Jurus saya mempan. Dengan pertanyaan itu, saya lihat Suster Rosa mulai membuka pintu hatinya. Cepat saya sambung.
“Begini suster. Saya sudah bekerja. Pada akhirnya nanti berkeluarga. Butuh seorang pendamping, dan itu Susi.”
“Gila Bapak. Saya tidak mau.”
“Tidak usah buru-buru dijawab sekarang. Besok sampai lima hari ke depan, saya ke Banjarbaru mengumpulkan bahan di sana, dan balik ke Banjarmasin. Saya akan bertemu suster lagi.”
“Silakan. Silakan.”
Dengan ketusnya dia berdiri, meninggalkan saya kebingungan. Saya mengerti. Suster Rosa atau Susi pasti terguncang. Shock oleh akal bulus saya. Di satu pihak akan menolak mentah-mentah di lain pihak tidak sampai hati menyakiti hati bekas gurunya yang baik hati itu. Dilematis.
Sore itu saya sudah duduk di ruang tunggu biara. Setelah menunggu satu jam, saya pun keluar ruang tamu. Penjaga tamu tergopoh-gopoh datang, menanyakan buru-buru pulang, saya jawab besok sore saya datang lagi. Esok sorenya saya memang duduk kembali di ruang tamu yang sama, di kursi yang sama.

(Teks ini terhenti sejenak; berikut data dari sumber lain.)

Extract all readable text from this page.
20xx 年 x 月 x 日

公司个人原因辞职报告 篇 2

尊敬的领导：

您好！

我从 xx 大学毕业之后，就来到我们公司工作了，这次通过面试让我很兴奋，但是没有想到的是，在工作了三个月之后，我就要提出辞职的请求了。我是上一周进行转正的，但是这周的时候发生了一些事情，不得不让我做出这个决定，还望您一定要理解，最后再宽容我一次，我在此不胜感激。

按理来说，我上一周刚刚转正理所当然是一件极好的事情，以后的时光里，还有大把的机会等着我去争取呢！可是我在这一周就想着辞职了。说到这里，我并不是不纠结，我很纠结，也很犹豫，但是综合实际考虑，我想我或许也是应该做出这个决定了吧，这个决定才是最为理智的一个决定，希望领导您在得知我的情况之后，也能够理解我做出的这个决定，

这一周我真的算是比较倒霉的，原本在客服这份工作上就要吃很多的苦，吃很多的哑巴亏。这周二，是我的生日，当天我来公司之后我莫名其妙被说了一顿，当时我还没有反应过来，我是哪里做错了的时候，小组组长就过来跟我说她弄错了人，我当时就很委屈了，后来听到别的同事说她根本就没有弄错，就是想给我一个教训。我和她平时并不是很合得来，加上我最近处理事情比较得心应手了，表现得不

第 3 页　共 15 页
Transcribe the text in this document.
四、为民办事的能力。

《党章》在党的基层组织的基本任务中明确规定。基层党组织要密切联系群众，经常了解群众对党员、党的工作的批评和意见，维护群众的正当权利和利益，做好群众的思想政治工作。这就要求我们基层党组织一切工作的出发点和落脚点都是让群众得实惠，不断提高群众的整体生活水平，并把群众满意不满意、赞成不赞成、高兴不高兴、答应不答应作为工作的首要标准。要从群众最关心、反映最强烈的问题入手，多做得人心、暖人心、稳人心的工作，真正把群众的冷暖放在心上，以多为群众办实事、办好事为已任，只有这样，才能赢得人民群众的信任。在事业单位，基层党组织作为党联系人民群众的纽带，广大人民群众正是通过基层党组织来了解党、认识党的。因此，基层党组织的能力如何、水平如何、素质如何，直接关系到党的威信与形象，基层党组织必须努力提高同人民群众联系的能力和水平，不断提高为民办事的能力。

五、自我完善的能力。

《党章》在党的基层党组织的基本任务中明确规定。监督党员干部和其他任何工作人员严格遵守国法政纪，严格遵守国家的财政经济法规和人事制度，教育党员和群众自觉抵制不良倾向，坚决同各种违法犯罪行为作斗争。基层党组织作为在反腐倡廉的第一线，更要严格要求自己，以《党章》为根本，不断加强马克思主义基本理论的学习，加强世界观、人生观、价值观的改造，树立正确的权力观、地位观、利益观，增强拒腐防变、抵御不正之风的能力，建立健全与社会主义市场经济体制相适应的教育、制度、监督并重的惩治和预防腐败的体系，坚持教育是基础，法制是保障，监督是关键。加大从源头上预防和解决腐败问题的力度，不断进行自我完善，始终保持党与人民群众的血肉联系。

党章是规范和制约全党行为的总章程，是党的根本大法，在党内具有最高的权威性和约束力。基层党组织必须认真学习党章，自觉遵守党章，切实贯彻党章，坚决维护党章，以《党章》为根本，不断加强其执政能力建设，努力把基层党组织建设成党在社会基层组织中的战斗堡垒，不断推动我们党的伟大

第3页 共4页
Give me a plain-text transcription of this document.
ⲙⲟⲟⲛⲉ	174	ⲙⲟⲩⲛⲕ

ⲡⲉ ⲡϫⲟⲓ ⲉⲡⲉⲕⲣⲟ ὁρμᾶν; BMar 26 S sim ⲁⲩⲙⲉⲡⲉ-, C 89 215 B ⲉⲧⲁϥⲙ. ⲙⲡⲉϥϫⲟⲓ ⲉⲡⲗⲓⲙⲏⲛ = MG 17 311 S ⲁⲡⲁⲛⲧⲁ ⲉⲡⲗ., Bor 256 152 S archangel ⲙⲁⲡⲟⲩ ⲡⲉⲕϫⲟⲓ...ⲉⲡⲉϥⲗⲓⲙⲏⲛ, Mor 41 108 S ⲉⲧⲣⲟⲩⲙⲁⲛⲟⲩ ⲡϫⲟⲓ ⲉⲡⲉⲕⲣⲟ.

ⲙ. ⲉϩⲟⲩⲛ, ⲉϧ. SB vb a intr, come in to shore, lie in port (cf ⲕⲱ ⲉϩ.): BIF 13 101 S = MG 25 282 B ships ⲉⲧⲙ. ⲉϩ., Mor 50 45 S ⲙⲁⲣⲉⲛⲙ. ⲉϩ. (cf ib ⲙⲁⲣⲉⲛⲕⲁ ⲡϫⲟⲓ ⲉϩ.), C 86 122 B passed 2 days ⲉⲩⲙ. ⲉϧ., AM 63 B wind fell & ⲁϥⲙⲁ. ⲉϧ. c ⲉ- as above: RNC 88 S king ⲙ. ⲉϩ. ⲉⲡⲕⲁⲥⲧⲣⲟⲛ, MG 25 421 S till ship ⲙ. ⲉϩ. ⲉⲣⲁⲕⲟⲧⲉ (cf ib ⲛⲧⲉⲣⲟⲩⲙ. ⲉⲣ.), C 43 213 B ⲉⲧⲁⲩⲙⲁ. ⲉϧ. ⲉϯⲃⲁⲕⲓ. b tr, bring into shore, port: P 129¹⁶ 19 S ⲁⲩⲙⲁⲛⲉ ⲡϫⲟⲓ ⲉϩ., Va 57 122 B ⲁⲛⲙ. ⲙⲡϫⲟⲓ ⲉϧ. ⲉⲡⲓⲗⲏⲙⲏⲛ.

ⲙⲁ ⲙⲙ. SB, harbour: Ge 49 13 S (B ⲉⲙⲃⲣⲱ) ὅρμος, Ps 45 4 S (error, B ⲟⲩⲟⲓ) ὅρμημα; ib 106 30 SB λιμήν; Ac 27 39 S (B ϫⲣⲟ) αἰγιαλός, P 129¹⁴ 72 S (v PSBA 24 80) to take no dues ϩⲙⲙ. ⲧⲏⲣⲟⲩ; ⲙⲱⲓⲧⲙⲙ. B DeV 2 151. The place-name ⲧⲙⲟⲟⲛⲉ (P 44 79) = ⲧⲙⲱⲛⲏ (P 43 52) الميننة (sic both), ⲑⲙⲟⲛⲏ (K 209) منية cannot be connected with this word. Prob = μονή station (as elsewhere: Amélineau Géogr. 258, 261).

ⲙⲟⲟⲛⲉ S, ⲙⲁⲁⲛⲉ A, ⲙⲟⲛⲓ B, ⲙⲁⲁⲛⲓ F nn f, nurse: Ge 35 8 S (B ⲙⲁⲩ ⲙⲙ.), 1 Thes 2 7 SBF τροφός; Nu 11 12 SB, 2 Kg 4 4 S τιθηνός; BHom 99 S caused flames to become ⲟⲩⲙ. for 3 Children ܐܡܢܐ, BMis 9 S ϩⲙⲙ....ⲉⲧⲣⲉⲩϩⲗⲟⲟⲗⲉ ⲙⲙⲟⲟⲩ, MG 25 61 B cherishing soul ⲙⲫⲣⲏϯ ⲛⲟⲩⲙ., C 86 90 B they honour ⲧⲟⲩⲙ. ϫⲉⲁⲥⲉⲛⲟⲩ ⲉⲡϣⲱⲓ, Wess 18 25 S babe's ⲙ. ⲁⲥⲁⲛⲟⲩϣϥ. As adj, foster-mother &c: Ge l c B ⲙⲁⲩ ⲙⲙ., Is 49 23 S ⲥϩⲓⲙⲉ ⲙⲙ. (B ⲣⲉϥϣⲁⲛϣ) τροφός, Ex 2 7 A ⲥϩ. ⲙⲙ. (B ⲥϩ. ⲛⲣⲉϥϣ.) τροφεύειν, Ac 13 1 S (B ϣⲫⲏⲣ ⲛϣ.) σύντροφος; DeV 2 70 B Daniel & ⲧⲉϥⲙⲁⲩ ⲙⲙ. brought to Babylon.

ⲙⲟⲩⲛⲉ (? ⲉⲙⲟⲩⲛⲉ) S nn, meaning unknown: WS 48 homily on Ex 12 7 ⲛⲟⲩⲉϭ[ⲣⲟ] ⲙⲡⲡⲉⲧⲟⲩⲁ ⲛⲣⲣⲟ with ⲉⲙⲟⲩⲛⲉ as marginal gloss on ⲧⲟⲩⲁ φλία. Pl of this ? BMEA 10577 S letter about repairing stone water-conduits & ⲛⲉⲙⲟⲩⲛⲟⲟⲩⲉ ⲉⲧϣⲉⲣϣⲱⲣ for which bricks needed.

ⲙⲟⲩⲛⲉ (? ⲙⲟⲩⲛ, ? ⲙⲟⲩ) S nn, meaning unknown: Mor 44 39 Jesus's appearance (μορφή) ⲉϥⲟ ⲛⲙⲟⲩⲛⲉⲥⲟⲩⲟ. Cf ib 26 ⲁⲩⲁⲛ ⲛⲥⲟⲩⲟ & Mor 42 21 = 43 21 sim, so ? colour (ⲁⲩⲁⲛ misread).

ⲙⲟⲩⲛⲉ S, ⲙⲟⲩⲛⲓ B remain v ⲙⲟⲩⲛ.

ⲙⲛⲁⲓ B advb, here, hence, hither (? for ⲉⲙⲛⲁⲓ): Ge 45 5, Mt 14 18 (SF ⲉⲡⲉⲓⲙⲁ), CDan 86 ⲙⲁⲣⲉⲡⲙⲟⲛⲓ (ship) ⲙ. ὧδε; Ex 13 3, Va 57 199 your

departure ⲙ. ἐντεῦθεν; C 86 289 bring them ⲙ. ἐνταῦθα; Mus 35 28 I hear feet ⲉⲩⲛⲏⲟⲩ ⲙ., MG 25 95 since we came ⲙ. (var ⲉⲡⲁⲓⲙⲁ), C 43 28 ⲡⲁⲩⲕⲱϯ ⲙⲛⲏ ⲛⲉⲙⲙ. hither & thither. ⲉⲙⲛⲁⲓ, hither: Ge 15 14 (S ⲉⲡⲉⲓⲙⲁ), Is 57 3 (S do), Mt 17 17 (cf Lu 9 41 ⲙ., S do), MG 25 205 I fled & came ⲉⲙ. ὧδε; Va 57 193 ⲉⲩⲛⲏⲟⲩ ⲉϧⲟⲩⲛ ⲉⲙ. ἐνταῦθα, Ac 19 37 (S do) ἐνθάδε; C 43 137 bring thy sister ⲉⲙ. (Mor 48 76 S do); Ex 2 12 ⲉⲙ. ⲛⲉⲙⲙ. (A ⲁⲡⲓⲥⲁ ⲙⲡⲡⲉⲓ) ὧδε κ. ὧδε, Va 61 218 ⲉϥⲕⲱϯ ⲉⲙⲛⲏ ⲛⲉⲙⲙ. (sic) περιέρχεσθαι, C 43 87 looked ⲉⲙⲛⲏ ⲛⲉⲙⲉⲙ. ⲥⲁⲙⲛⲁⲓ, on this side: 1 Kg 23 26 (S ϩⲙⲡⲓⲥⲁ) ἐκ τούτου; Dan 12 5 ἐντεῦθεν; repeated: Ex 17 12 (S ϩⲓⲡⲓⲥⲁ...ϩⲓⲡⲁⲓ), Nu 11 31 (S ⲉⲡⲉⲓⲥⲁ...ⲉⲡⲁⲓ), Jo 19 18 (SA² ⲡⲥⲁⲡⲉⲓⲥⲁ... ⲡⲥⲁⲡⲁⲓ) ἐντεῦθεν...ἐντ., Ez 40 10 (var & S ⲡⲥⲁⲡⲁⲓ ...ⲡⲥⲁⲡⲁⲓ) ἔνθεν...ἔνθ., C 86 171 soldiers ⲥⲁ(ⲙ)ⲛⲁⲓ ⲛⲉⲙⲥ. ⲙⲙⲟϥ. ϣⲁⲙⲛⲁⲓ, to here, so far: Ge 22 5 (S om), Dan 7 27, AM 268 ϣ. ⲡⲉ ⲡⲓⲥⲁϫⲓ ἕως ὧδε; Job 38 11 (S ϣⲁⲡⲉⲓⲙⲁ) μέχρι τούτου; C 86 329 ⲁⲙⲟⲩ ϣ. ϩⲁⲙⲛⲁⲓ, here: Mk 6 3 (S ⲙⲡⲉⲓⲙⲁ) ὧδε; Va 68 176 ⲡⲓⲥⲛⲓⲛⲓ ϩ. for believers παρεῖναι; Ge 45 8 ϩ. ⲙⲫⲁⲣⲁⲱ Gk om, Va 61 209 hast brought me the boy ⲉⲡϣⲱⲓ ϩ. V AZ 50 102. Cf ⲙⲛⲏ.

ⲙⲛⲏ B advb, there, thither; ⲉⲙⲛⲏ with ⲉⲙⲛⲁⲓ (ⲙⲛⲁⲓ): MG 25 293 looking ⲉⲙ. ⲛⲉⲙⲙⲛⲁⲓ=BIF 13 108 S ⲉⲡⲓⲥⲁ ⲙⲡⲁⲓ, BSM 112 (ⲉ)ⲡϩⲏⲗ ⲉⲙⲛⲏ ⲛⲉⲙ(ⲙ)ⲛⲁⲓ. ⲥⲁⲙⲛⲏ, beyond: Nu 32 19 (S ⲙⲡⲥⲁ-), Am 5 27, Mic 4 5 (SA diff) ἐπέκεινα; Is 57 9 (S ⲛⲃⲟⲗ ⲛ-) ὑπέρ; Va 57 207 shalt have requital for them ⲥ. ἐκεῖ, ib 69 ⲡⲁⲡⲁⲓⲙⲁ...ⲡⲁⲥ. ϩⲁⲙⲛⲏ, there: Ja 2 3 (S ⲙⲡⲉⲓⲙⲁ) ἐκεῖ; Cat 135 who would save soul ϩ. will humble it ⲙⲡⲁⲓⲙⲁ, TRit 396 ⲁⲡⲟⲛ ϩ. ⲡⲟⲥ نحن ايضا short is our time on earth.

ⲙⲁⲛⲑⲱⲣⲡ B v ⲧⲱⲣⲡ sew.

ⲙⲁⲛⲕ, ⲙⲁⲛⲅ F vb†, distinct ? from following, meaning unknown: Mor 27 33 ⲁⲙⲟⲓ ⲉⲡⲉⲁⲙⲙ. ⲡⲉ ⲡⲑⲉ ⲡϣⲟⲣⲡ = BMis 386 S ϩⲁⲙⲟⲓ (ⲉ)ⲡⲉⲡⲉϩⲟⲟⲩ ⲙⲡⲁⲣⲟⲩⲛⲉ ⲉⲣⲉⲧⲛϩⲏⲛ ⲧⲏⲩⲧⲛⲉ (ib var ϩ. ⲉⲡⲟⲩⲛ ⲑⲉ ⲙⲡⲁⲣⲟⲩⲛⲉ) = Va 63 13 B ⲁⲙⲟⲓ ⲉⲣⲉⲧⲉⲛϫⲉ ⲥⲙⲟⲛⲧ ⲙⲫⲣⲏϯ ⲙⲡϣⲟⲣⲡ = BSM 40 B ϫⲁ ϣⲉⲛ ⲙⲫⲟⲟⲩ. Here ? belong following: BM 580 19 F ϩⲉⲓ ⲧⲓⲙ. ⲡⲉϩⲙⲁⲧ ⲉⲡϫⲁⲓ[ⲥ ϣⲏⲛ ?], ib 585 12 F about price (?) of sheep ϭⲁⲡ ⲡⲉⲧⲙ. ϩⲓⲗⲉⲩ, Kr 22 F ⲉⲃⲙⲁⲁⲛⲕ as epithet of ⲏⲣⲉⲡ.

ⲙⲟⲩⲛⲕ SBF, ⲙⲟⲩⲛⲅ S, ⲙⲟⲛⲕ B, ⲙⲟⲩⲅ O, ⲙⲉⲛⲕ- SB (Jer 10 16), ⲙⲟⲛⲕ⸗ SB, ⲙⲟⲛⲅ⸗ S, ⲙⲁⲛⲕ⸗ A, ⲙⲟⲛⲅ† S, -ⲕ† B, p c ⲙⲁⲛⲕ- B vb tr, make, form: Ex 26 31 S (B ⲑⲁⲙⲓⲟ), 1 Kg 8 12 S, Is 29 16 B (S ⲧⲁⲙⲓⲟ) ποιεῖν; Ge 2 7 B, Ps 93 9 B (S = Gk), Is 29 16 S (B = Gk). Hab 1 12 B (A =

Sepuluh menit kemudian, Suster Rosa datang. Kali ini saya ambil inisiatif mengulurkan tangan untuk bersalaman dan diterimanya dengan ramah. Dia terlihat gembira. Walaupun dengan jubah biara, gigi sebaris putih itu, wajah yang menyejukkan itu, menari-nari di depan mata. Tambah dewasa, tambah cantik.
Setelah basa-basi, saya bicara tegas seperti tiga tahun lalu di Semarang.
“Susi. Yo, kita hidup menikah.”
“Gila Bapak. Saya harus berkhianat dengan panggilan hidup yang saya pilih? Berkhianat pada Tuhan yang dulu Bapak ajarkan?”
“Bukan berkhianat Susi. Tetapi Anda menemukan jalan yang benar. Hidup berkeluarga atau hidup berselibat sama-sama panggilan suci. Asal dijalankan benar, sama-sama terberkati.”
“Begini saja, Bapak. Tidak usah beri kuliah. Berikan saya waktu dua minggu. Saya akan berikan jawaban, ya atau tidak.”
Dia mengatakannya dengan serius. Terlihat ketus. Saya mengulurkan tangan untuk bersalaman tapi dia tolak. Saya pamit. Sebuah perpisahan yang menyakitkan. Saya menangkap ada keraguan di hatinya.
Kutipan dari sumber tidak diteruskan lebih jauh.